The court entered judgment in the amount of $1,734,972 and ruled that the merchant processing defendants were jointly and severally liable with the merchants for the full amount of the judgment. The payment processor did not appeal the underlying finding of liability, but did appeal the court’s ruling that it was jointly and severally liable for the full amount of the judgement. The processing company claimed that it should only be liable for $410,000 in fees that it received.
In affirming the district court’s imposition of joint and several liability, the Eleventh Circuit concluded that apportionment of the damages was not appropriate in this case because without the payment processing services, no money would have been stolen by the defendants.

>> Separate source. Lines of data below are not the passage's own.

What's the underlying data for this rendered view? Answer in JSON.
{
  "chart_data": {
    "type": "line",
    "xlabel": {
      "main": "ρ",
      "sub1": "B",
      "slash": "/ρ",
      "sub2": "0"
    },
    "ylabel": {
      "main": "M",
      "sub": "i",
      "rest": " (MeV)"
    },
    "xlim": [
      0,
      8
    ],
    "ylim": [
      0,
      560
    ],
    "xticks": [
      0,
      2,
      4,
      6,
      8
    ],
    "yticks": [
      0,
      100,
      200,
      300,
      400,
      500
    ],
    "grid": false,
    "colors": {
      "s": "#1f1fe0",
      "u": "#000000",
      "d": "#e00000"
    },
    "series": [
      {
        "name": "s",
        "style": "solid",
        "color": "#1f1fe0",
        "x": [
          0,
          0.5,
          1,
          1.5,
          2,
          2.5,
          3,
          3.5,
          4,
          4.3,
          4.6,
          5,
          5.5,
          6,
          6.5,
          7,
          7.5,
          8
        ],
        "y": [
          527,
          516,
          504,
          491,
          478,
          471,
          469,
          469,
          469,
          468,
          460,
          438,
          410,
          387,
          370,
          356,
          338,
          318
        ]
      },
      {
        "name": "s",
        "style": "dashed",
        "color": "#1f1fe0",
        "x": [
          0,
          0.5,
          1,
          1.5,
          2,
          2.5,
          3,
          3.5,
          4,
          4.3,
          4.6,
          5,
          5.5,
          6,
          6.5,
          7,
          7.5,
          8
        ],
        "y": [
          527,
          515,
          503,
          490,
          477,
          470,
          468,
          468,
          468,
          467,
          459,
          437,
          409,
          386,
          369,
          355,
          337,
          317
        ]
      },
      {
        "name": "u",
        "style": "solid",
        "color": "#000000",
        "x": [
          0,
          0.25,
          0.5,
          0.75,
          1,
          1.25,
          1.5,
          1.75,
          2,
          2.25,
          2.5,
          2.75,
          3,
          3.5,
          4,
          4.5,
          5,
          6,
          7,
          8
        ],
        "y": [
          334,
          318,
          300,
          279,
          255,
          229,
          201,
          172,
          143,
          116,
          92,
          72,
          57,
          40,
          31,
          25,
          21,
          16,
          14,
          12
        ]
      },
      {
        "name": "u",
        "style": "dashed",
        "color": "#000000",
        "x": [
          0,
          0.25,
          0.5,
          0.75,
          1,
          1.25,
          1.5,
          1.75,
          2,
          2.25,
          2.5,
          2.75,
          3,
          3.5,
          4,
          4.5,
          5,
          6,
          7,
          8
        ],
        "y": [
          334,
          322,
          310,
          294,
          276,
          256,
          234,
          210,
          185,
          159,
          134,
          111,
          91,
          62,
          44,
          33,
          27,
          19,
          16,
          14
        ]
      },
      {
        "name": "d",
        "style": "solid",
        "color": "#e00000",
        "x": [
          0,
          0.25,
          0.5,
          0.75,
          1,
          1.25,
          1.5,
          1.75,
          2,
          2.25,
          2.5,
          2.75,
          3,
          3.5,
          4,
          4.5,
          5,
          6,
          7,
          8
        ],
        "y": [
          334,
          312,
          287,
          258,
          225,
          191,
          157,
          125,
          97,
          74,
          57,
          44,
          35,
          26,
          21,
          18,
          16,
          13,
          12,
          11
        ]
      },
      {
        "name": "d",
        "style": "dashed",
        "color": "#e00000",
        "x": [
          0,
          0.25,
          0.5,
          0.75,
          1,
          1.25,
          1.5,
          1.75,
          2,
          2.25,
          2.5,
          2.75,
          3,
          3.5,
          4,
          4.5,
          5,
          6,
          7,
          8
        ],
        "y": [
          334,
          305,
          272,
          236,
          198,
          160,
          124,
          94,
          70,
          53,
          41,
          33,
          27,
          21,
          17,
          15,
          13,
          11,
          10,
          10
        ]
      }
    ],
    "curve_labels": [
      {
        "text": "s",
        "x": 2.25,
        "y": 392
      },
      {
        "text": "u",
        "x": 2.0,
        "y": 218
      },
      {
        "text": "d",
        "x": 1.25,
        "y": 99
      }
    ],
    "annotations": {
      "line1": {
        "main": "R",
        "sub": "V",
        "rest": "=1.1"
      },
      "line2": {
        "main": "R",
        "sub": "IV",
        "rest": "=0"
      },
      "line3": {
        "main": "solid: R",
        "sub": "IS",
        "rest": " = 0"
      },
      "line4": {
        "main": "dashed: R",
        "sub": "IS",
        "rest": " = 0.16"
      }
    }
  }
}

The implications of the case are significant because under the TSR, liability can be imposed upon those who provide “substantial assistance” to marketers engaged in unlawful activity, if those providing the assistance knew or consciously avoided knowing that the underlying activities were fraudulent. The FTC has historically taken a liberal view of what constitutes “conscious avoidance” and the court’s decision in this case is consistent with that interpretation. The following are among the factors that the court believed demonstrated that the processors either knew or should have known that their clients were engaged in unlawful actions:
- The processor’s independent sales agent reviewed the scripts and marketing materials.
- The processor’s independent sales agent was involved in the marketing activities.
- The processors underwrote the application despite credit deficiencies and a high-risk fraud alert on the principals of the underlying merchant.
- There was a high chargeback rate of more than 30 percent.
Processors and other service providers should take note of the factors that the court believed were sufficient to establish constructive knowledge that their clients were engaged in unlawful activity. High chargeback rates have historically been held to be a trigger of such knowledge. It is interesting to note that the processor’s review of the telemarketing scripts was deemed a negative rather than a positive factor. While service providers often shy away from script review for fear that they will be charged with having constructive knowledge, the message of this case is that if you do undertake review of the underlying marketing materials then you must also refuse to provide services if you do not believe those materials pass legal scrutiny.
While payment processors have long faced the prospect of liability for the actions of their clients, the appellate court’s affirmation that the processors can be held jointly and severally liable for the full amount of damages adds a new dimension to the equation. In many cases, the underlying merchants do not have the ability to pay the full amount of the judgment, and the FTC will often suspend a portion of the judgement based on the marketer’s inability to pay. This case will likely encourage the FTC to name the processors as additional defendants because they may often have deeper pockets than their clients.
Processors and companies providing services and assistance to telemarketers would be well advised to revisit their underwriting and screening processes to help mitigate risks of performing services for unscrupulous marketers.